Pemerintah gencar mengampanyekan agar mayarakat tidak menatap matahari saat gerhana 11 Juni 1983, karena bisa menyebabkan kebutaan. Himbauan ini disampaikan oleh Menteri Penerangan Harmoko yang menginstruksikan masyarakat agar menyaksikan gerhana lewat siaran langsung TVRI atau mendengarkan siaran RRI saja.
Imbauan yang menurut Harmoko adalah instruksi langsung dari Presiden Soeharto itu diulangi oleh pejabat di pusat hingga pengurus RT. Daerah yang dilintasi gerhana seperti Jawa Tengah dan Jawa Timur, kampanye larangan menonton gerhana ini dipimpin langsung oleh gubernur atau wakil gubernur.
Setiap kelurahan di provinsi-provinsi itu bahkan menyiapkan 75 orang penyuluh yang berkeliling setiap hari mengingatkan agar jangan menonton gerhana.

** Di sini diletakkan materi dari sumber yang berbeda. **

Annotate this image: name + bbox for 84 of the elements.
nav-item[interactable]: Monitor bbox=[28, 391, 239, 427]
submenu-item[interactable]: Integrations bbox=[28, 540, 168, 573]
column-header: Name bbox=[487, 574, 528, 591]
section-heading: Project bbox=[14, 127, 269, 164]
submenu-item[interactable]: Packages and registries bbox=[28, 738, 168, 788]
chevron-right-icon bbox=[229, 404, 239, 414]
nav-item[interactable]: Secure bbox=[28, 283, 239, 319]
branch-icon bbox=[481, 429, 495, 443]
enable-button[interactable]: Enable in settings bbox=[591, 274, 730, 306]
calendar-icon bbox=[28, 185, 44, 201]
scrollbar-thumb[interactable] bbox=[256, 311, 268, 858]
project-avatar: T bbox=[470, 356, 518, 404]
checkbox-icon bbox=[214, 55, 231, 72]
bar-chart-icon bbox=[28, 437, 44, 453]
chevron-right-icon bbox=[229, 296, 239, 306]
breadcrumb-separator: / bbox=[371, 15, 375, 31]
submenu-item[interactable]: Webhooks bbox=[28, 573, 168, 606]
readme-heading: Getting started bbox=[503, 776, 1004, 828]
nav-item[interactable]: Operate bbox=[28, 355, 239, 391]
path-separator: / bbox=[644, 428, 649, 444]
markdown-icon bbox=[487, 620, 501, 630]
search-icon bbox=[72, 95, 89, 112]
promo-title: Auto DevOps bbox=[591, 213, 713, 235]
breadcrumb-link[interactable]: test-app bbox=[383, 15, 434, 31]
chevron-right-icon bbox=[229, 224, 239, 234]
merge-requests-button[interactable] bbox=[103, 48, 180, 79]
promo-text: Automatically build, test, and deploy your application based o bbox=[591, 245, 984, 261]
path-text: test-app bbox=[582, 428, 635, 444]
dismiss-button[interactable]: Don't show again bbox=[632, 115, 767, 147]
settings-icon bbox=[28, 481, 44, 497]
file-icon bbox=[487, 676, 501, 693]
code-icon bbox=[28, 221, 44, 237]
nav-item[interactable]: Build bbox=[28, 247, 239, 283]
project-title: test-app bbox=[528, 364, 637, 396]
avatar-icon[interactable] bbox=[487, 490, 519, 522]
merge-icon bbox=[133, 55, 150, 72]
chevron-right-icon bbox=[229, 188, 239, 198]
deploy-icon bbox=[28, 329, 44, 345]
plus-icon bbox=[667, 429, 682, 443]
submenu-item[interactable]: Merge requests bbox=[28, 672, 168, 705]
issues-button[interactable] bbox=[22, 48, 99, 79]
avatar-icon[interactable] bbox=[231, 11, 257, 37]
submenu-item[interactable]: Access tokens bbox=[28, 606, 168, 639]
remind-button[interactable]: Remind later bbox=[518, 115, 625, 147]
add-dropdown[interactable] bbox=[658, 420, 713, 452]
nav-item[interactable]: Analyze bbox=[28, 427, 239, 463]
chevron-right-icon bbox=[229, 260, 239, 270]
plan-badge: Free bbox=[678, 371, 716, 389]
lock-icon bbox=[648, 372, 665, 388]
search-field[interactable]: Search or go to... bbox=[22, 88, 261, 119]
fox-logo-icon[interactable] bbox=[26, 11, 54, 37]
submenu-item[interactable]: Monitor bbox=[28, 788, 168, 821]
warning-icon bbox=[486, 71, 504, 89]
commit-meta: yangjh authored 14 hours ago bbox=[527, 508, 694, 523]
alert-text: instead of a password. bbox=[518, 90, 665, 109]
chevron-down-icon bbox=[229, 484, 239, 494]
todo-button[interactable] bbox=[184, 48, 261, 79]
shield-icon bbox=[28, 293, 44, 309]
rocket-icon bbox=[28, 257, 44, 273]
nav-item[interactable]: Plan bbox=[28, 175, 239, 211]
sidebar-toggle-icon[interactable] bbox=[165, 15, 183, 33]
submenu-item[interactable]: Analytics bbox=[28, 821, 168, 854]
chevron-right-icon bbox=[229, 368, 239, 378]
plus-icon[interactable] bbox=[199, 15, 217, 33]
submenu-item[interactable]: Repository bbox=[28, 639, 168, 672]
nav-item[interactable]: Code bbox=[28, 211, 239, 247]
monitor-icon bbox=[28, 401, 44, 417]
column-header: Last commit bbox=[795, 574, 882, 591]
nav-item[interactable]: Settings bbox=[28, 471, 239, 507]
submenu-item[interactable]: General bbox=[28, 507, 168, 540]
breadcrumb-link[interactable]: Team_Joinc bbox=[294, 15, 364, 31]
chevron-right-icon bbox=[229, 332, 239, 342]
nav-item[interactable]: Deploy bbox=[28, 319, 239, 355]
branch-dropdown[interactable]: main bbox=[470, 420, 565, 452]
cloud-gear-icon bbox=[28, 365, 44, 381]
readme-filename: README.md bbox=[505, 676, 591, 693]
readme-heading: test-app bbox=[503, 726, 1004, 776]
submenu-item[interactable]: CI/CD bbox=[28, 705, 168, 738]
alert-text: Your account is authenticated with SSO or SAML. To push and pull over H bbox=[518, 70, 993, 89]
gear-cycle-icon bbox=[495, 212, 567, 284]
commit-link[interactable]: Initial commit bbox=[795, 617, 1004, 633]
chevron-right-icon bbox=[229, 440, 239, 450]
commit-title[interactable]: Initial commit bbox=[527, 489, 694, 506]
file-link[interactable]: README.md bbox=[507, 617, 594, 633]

Karena para penyuluh ini mendapat uang lembur, mereka kerap berseloroh agar gerhana bisa diundur karena bisa dapat tambahan penghasilan.
Ribuan spanduk juga dipasang di jalan-jalan utama, jutaan pamflet disebar, bahkan ada selebaran yang "diterjunkan" dari pesawat. "Hanya satu cara melihat gerhana dengan aman, lihatlah melalui layar TVRI Anda," begitu anjuran yang disampaikan setiap sore oleh TVRI, satu-satunya stasiun televisi yang ada ketika itu.
Kecemasan akan naiknya angka orang buta akibat gerhana juga muncul di media cetak. Harian Kedaulatan Rakyat pada 10 Juni 1983 memuat artikel berjudul Kini di Indonesia Ada 1.911.000 Orang Buta, Setelah GMT Berapa?"
Artikel itu menyebut bahaya menatap gerhana matahari karena bisa bikin mata buta. "Pokoknya jangan melihat langsung, lihat saja lewat televisi, semoga kita terhindar dari bahaya," tulis Sarwidji, si penyusun artikel.
Larangan menonton gerhana ini juga muncul sebelum film diputar di bioskop. Ketika itu orang menyebutnya "slide antibuta". Bahkan sejak 1 Juni 1983, panggung wayang orang Sriwedari dan pertunjukan Srimulat di Solo pun dititipi penyuluhan soal gerhana.
Bahkan pemerintah juga memberangus buku-buku yang mengajarkan cara melihat gerhana dengan aman. Buku Pemandu Wisata Gerhana Matahari Total terbitan PT Promosi Nusantara, misalnya, disita pemerintah provinsi Jawa Timur karena buku setebal 27 halaman itu ada lampiran cara membuat alat melihat gerhana.
Pemerintah juga melarang penjualan "kaca mata gerhana". Produsen kaca mata seperti PD Besar Bandung pun terpaksa memusnahkan 18 ribu kaca mata yang siap jual.
Razia juga meluas ke jimat. Aparat keamanan di Madura menyita jimat seharga Rp 1.000 yang pemakainya konon bisa melihat gerhana dengan mata telanjang dan tidak buta. Sementara itu di Manado, pemerintah setempat secara khusus menghimbau bahwa opo-opo alias jimat tidak akan mampu melawan kebutaan akibat gerhana.
Rupanya kampanye ini ampuh karena saat gerhana jalan-jalan di Jawa Barat, Jawa Tengah, Yogyakarta, dan Jawa Timur sepi. Mayoritas orang sembunyi di dalam rumah.
Menpen Harmoko mengatakan kepatuhan masyarakat mengikuti petunjuk pemerintah mengenai cara menyaksikan gerhana menunjukkan bukti keberhasilan kegiatan penerangan pemerintah. Harmoko menganggap keterangan soal gerhana cukup jelas dan tidak bernada menakut-nakuti. "Sementara masyarakat mau meresapi informasi tersebut," ujarnya.